The film's writer and director John Hughes read an excerpt of John A. Scott’s 1994 novel in the Australian literary periodical Scripsi, and wanting to commission it as his next project, contacted the author. The pair worked together to develop an “expanded treatment", with Scott also adapting his own novel into the screenplay.

==Reception==

===Awards and nominations===

| Year | Award | Category | Result | Ref. |
|---|---|---|---|---|
| 1996 | AWGIE Awards | Best Feature Film – Adaptation | Won |  |
| 1996 | Australian Film Institute Awards | Best Adapted Screenplay | Nominated |  |
| 1996 | Australian Film Institute Awards | Best Achievement in Cinematography (Dion Beebe) | Nominated |  |
| 1996 | Mystery Film Festival, Italy (Mystfest) | Best Film | Won |  |
| 1996 | Stockholm International Film Festival | Bronze Horse Award | Nominated |  |
| 1996 | Berlin International Film Festival | Golden Bear Award | Nominated |  |
| 1997 | Film Critics Circle of Australia Awards | Best Cinematography (Dion Beebe) | Won |  |
| 1997 | ARIA Music Awards of 1997 | Best Original Soundtrack, Cast or Show Album | Nominated |  |

The film screened at numerous festivals and was selected for competition at the 46th Berlin International Film Festival and the Stockholm International Film Festival in 1996.

===Reviews===
David Stratton of At the Movies reviewed the film for Variety, saying: "Coolly intelligent, elliptical and ultimately satisfying, What I Have Written probes into delicate questions of marital infidelity and sexual obsession with wit and unusual honesty.

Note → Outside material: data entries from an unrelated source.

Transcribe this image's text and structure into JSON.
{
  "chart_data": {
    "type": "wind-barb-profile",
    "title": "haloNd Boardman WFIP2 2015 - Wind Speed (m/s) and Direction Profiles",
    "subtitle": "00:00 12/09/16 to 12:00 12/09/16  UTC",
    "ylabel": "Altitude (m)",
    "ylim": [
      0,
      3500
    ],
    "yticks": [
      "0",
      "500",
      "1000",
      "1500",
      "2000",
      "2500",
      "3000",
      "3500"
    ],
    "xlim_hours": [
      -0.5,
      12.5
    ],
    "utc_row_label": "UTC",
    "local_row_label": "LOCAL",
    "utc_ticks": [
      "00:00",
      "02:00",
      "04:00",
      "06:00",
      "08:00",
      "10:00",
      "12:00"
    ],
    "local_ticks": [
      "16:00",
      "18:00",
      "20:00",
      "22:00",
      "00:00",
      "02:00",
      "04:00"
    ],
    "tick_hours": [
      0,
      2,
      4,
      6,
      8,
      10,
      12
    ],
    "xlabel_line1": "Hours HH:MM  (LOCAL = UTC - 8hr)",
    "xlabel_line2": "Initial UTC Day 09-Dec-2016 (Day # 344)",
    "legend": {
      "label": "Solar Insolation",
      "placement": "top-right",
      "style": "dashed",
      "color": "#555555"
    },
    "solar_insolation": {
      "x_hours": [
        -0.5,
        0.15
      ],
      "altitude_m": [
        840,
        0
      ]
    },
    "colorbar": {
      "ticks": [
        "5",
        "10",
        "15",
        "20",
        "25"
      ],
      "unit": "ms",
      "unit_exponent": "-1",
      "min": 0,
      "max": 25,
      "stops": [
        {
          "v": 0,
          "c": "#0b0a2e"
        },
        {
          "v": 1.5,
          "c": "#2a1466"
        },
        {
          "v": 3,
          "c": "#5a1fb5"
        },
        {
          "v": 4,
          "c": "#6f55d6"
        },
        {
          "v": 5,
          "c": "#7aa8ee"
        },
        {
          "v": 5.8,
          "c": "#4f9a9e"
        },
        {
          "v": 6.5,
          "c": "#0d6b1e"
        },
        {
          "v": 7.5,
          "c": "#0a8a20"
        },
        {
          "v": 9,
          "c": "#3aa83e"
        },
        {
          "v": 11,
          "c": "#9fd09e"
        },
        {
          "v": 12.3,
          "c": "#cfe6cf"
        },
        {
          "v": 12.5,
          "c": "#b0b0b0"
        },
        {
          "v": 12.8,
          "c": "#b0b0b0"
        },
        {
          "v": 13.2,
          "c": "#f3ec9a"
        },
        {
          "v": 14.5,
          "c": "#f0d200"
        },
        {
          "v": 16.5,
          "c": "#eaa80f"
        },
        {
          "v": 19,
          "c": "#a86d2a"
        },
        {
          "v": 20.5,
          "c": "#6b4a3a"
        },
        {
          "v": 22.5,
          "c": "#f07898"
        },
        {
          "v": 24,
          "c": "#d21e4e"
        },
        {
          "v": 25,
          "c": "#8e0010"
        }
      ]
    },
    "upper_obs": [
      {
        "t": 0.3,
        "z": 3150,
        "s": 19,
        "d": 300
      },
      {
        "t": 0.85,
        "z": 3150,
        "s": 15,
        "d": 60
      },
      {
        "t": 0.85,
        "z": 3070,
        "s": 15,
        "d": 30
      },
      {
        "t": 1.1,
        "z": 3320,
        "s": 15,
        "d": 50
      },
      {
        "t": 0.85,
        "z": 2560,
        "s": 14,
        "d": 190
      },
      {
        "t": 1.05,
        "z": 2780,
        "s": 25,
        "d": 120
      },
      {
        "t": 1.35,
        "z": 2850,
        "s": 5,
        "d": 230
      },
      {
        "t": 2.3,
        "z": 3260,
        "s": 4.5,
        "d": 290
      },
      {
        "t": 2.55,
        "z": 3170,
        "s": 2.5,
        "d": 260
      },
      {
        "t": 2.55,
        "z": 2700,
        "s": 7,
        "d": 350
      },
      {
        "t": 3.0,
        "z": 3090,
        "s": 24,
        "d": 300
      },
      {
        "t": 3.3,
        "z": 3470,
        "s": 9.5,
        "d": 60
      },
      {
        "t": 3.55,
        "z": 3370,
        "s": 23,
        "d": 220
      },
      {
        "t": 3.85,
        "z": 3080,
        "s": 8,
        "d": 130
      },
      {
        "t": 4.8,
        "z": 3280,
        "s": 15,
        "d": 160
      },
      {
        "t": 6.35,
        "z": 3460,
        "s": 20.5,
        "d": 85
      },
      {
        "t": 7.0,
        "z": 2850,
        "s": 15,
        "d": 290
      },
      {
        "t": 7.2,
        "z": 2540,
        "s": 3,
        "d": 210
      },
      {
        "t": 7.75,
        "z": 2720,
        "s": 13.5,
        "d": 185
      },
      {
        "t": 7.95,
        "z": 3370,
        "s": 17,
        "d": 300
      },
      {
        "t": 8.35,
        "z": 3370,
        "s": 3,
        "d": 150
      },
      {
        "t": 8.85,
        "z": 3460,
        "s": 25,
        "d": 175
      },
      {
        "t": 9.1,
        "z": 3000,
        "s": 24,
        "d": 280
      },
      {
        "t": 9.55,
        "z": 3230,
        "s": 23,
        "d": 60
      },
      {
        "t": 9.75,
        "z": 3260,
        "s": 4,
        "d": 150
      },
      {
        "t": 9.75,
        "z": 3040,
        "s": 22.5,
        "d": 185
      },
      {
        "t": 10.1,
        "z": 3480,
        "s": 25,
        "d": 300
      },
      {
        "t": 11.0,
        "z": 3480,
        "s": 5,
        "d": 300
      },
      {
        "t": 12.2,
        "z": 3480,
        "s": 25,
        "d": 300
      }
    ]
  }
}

Consummately acted and produced on an amazingly tight budget, the film, if carefully handled, could catch on with a sophisticated audience internationally."

Bernard Hemingway of Cinephilia.net.au wrote: "What I Have Written is an exceptional film in the annals of Australian cinema because of its "European" sensibility and analytical approach to the traditional narrative form of representation.”

Joshua Smith of OZ Cinema.com wrote: “John Hughes' first non-documentary feature is an intricate, mature, subversive mystery unlike anything seen before in Australian film. Its subjective, ambiguous nature and the multiple layers of reading make it a film that is challenging to even the most cinematically-literate audience.”